Bursitis is the inflammation of the small fluid-filled pads, or bursae, that act as cushions among your bones and the tendons and muscles near your joints. Bursitis occurs when the bursa become
inflamed, and often occurs in joints that perform frequent and repetitive motion. The foot only contains one naturally occurring bursal sac between the Achilles tendon and the heel bone, which
protects the Achilles from the pressure against the heel bone during ambulation. However, shoes may put pressure on this bursa. The bursa might also incur trauma from walking on hard ground. And,
though they are not naturally occurring, bursa sacs can also form, and become inflamed, in other parts of the foot, including the bottom of the heel, and the metatarsal plate, the outside of the foot
below the fifth toe, and so on.
Feet are extremely resilient and are designed to stand up to the pressures of day-to-day living. In some cases, though, foot structures may break down when subjected to chronic stress associated with
long periods of weight-bearing activity on concrete, asphalt, or other hard surfaces (especially when footwear does not allow for proper weight distribution). Foot problems, including infracalcaneal
bursitis, are often made worse by poorly designed footwear, and pressure, impact, and shear forces can damage the feet over time. Bursal sacs are intended to minimize this damage, but sometimes the
bursa itself becomes inflamed. A rapid increase in physical activity levels or thinning of the heel?s protective fat pad are factors that may contribute to infracalcaneal bursitis. Other possible
causes of infracalcaneal bursitis include blunt force trauma. Arthritic conditions. Acute or chronic infection. The following factors may increase a person?s risk of bursitis, including
infracalcaneal bursitis. Poor conditioning. Exposure to cold weather. Participating in contact sports. Having a previous history of bursitis in any joint. Heel striking when running, especially in
conventional running shoes with heel elevation.
Achiness or stiffness in the affected joint. Worse pain when you press on or move the joint. A joint that looks red and swollen (especially when the bursae in the knee or elbow are affected). A joint
that feels warm to the touch, compared to the unaffected joint, which could be a sign that you have an infection in the bursa. A ?squishy? feeling when you touch the affected part. Symptoms that
rapidly reappear after an injury or sharp blow to the affected area.

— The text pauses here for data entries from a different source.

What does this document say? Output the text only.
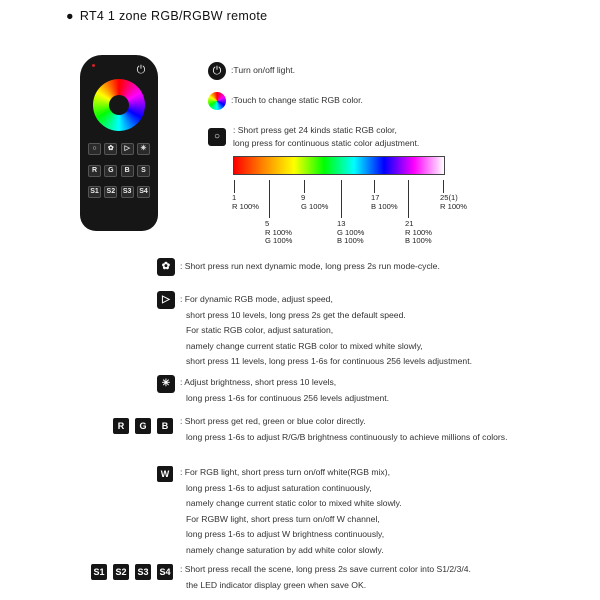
● RT4 1 zone RGB/RGBW remote
⏻
○	✿	▷	✳
R	G	B	S
S1	S2	S3	S4
⏻	:Turn on/off light.
:Touch to change static RGB color.
○
: Short press get 24 kinds static RGB color,
long press for continuous static color adjustment.
1
R 100%
5
R 100%
G 100%
9
G 100%
13
G 100%
B 100%
17
B 100%
21
R 100%
B 100%
25(1)
R 100%
✿	: Short press run next dynamic mode, long press 2s run mode-cycle.
▷	: For dynamic RGB mode, adjust speed,
short press 10 levels, long press 2s get the default speed.
For static RGB color, adjust saturation,
namely change current static RGB color to mixed white slowly,
short press 11 levels, long press 1-6s for continuous 256 levels adjustment.
✳	: Adjust brightness, short press 10 levels,
long press 1-6s for continuous 256 levels adjustment.
R	G	B	: Short press get red, green or blue color directly.
long press 1-6s to adjust R/G/B brightness continuously to achieve millions of colors.
W	: For RGB light, short press turn on/off white(RGB mix),
long press 1-6s to adjust saturation continuously,
namely change current static color to mixed white slowly.
For RGBW light, short press turn on/off W channel,
long press 1-6s to adjust W brightness continuously,
namely change saturation by add white color slowly.
S1 S2 S3 S4 : Short press recall the scene, long press 2s save current color into S1/2/3/4.
the LED indicator display green when save OK.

When a patient has pain in a joint, a careful physical examination is needed to determine what type of movement is affected and if there is any swelling present. Bursitis will not show up on x-rays,
although sometimes there are also calcium deposits in the joint that can be seen. Inserting a thin needle into the affected bursa and removing (aspirating) some of the synovial fluid for examination
can confirm the diagnosis. In most cases, the fluid will not be clear. It can be tested for the presence of microorganisms, which would indicate an infection, and crystals, which could indicate gout.
In instances where the diagnosis is difficult, a local anesthetic (a drug that numbs the area) is injected into the painful spot. If the discomfort stops temporarily, then bursitis is probably the
Non Surgical Treatment
Orthotics may assist heel bursitis by providing stability to the heel, reduce any foot functioning abnormalities and provide extra support for the feet. The orthotic achieves this by maintaining
correct foot posture, therefore facilitating normal functioning of the Achilles tendon. Icing the back of the heel post activity for temporary relief. Non-steroidal anti-inflammatory medication such
as ibuprofen can reduce inflammation of the bursa. Stretching of the calf muscle may reduce the pulling on the heel by the Achilles tendon. Shoes that have an elevated heel may reduce pulling on the
heel from the Achilles tendon. Resting the painful heel may reduce inflammation and pain. Surgical removal of the painful bursa is a last resort treatment when all other treatments have failed.
Surgery to remove the damaged bursa may be performed in extreme cases. If the bursitis is caused by an infection, then additional treatment is needed. Septic bursitis is caused by the presence of a
pus-forming organism, usually staphylococcus aureus. This is confirmed by examining a sample of the fluid in the bursa and requires treatment with antibiotics taken by mouth, injected into a muscle
or into a vein (intravenously). The bursa will also need to be drained by needle two or three times over the first week of treatment. When a patient has such a serious infection, there may be
underlying causes. There could be undiscovered diabetes, or an inefficient immune system caused by human immunodeficiency virus infection (HIV).
Maintain proper form when exercising, as well as good flexibility and strength around the ankle to help prevent this condition. Proper stretching of the Achilles tendon helps prevent injury.